Since the tackle happened at practice, Rogers is amenable to a more fitting punishment.
“It happened at training, so I should be suspended from training,” he said. “Maybe I shouldn’t have to go to training for two weeks.”
Somehow, I have a feeling Judge Warzycha would commute that sentence.
THE MARSHALL PORTRAIT
When most people picture Chad Marshall, they surely envision him thoroughly owning an MLS forward while looking annoyed that the forward even bothered to try in the first place. But a month ago, Kyle Martino tweeted this awesome photo of Chad Marshall to the world:
Martino took the original photo while enrolled in a photography class during his playing days with the Crew.
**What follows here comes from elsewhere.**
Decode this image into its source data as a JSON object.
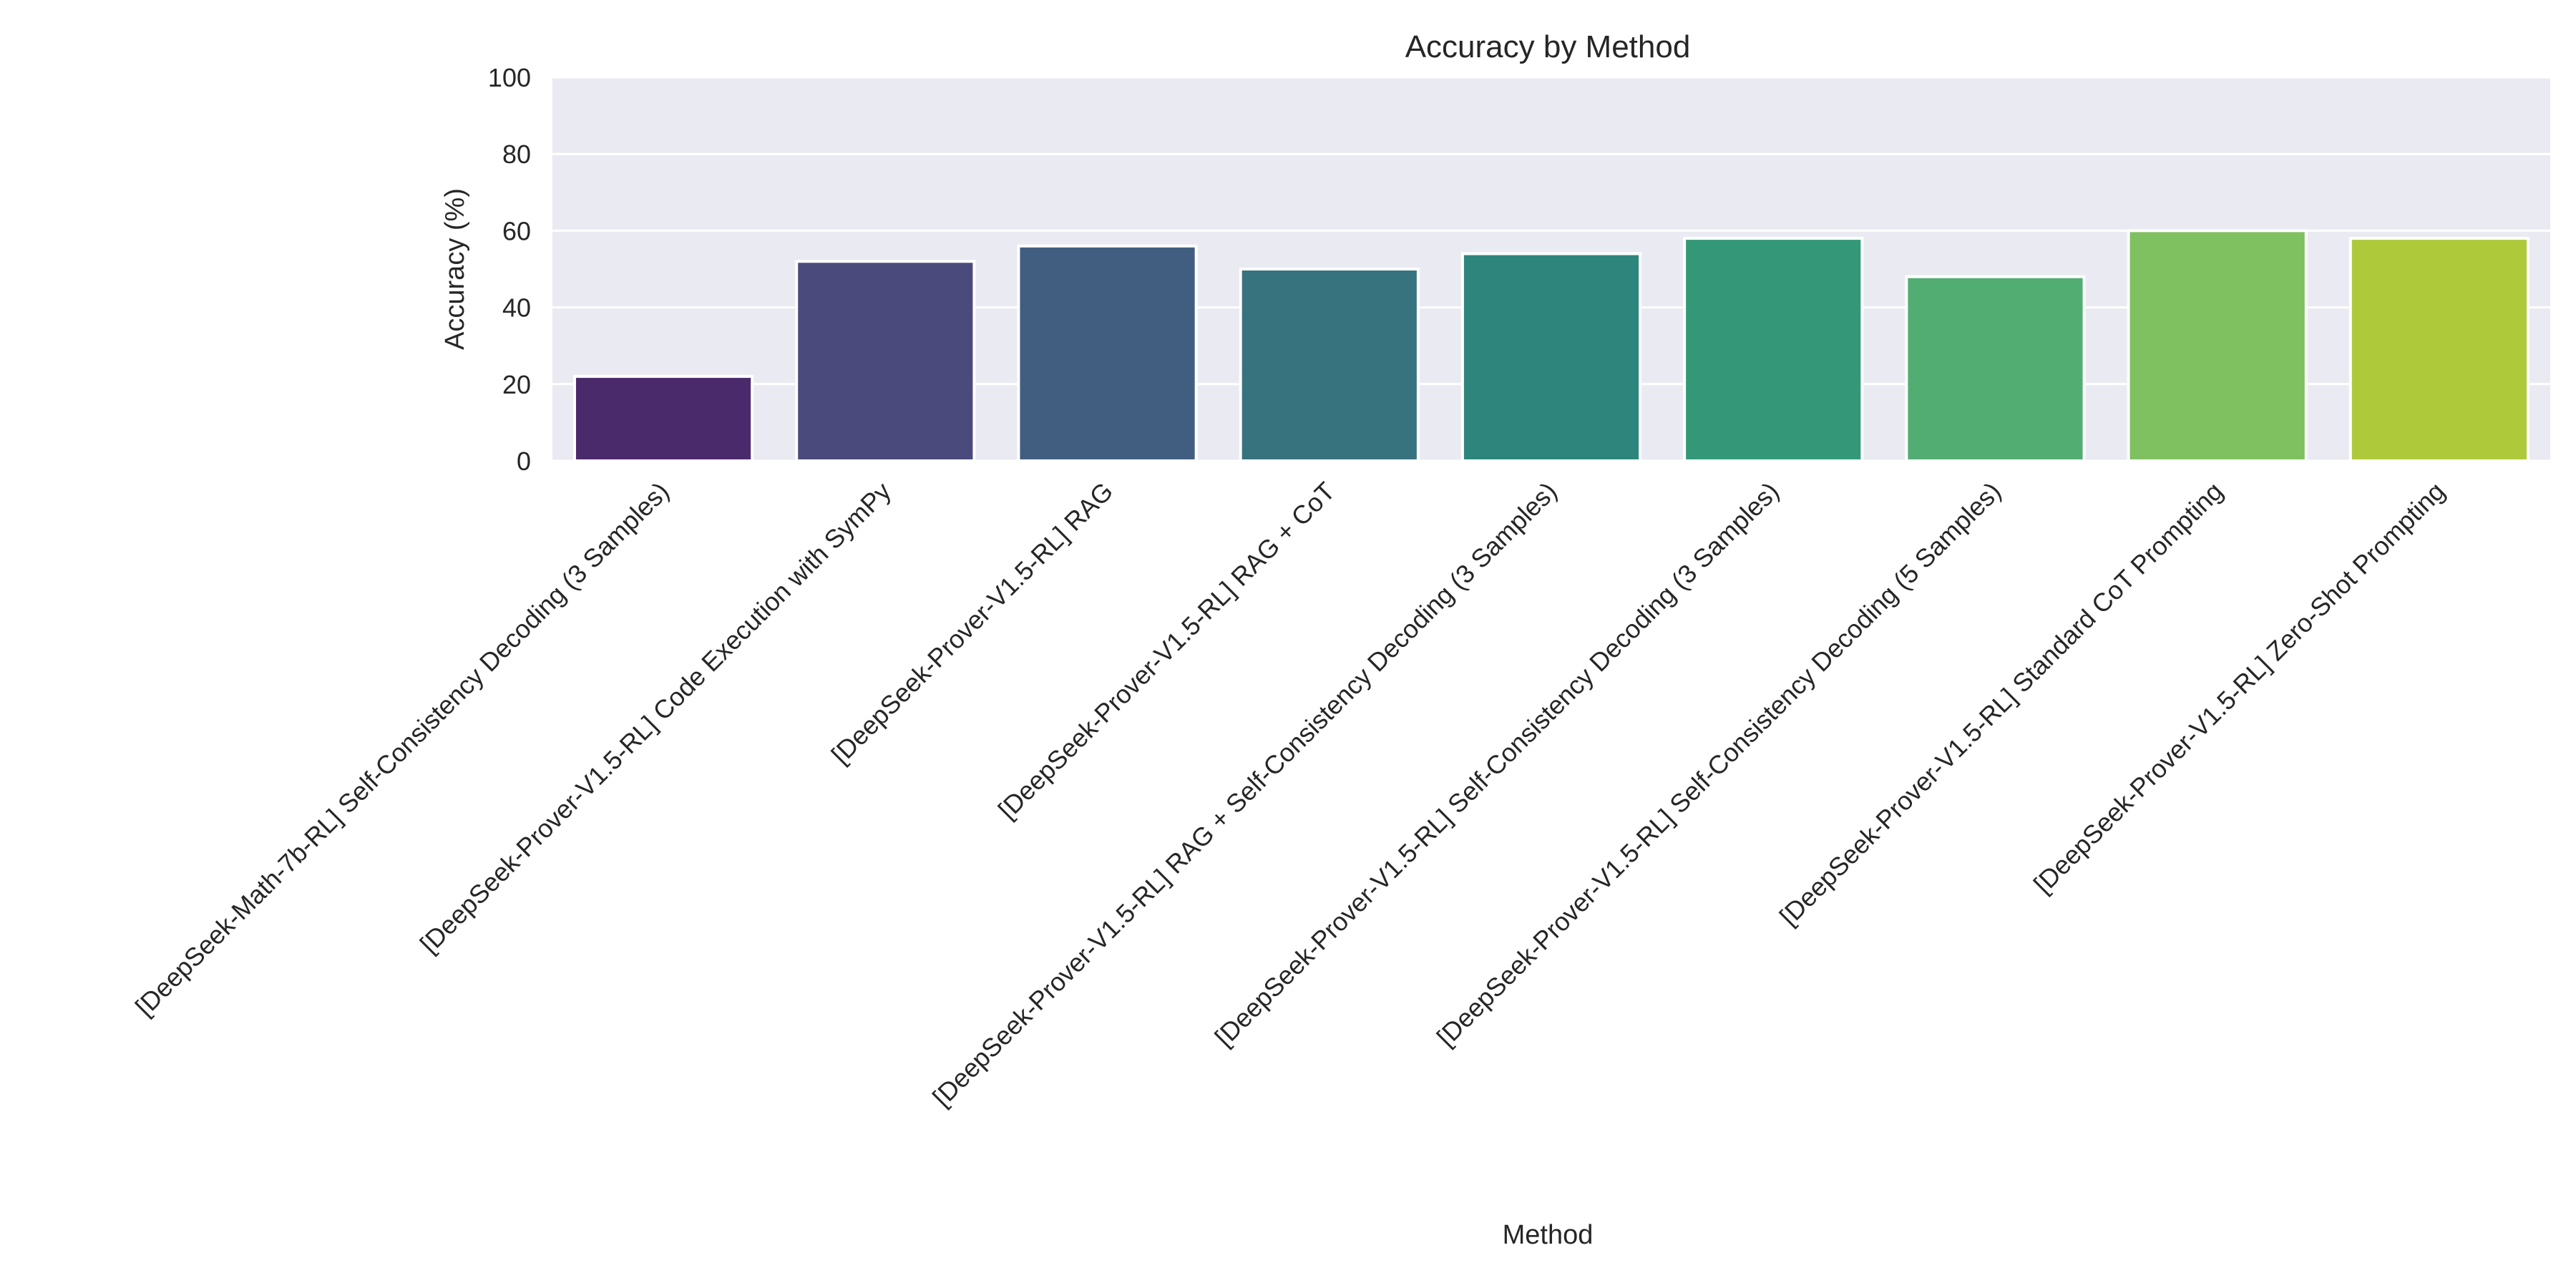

The tweeted photo is Martino’s cell phone photo of Martino’s original camera photo of Marshall.
“I think I just tore a hole in the universe,” Martino joked when contemplating the fact that he was taking a photo of a photo he had taken.
Martino was delighted and amused to come across the portrait, which hangs above Danny O’Rourke’s locker at Obetz. This weekend, I finally caught up with O’Rourke to find out why his locker is decorated in such a manner.
“Chad is my inspiration every day,” O’Rourke said. “That’s the normal Chad. On the field, he’s Superman, but that’s Clark Kent.”